When designing safety- or mission-critical real-time systems,
a specification of the required behaviour of the system should be
produced and reviewed by domain experts. Also, after the system has
been implemented, it should be thoroughly tested to ensure that it
behaves correctly.  This, however, can be difficult if the requirements
are complex or involve strict time constraints. A monitor is a system
that observes the behaviour of a target system and reports if that
behaviour is consistent with the requirements. Such a monitor can be
used as an oracle during testing or as a supervisor during operation.
This thesis presents a technique and tool for generating software for
such a monitor from a system requirements document.

A system requirements documentation technique, based on [102], is
presented, in which the required system behaviour is described in terms
of the environmental quantities that the system is required to observe and
control, which are modelled as functions of time. The relevant history of
these quantities is abstracted as the initial conditions and a sequence
of events. The required value of all controlled quantities is specified,
possibly using modes---equivalence classes of histories---to simplify
the presentation.  Deviations from the ideal behaviour are described
using either tolerance or accuracy functions.

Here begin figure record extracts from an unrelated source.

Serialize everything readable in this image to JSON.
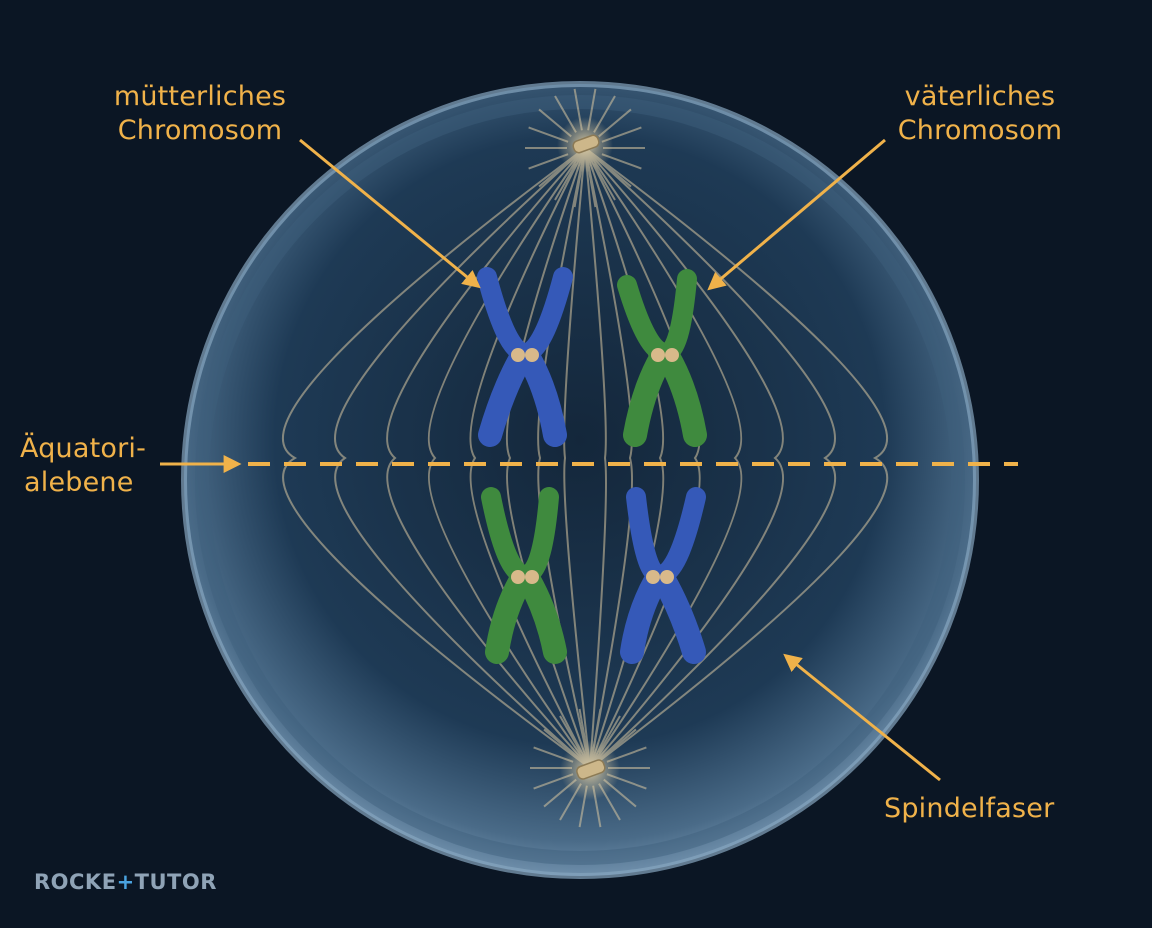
{
  "labels": {
    "maternal_line1": "mütterliches",
    "maternal_line2": "Chromosom",
    "paternal_line1": "väterliches",
    "paternal_line2": "Chromosom",
    "equator_line1": "Äquatori-",
    "equator_line2": "alebene",
    "spindle": "Spindelfaser"
  },
  "logo": {
    "part1": "ROCKE",
    "plus": "+",
    "part2": "TUTOR"
  },
  "colors": {
    "background": "#0b1624",
    "annotation": "#f0b24a",
    "maternal_chromosome": "#3559b8",
    "paternal_chromosome": "#3f8a3e",
    "spindle_fiber": "#d8c7a2",
    "cell_membrane": "#5c7d99"
  }
}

The monitor will be affected by the limitations of the devices it uses
to observe the environmental quantities, resulting in the potential for
false negative or positive reports. The conditions under which these
occur are discussed.

The  generation of monitor software from the requirements documentation
for a realistic system is presented. This monitor is used to test an
implementation of the system, and is able to detect errors in the
behaviour that were not detected by previous testing. For this example
the time required for the monitor software to evaluate the behaviour is
less than the interval between events.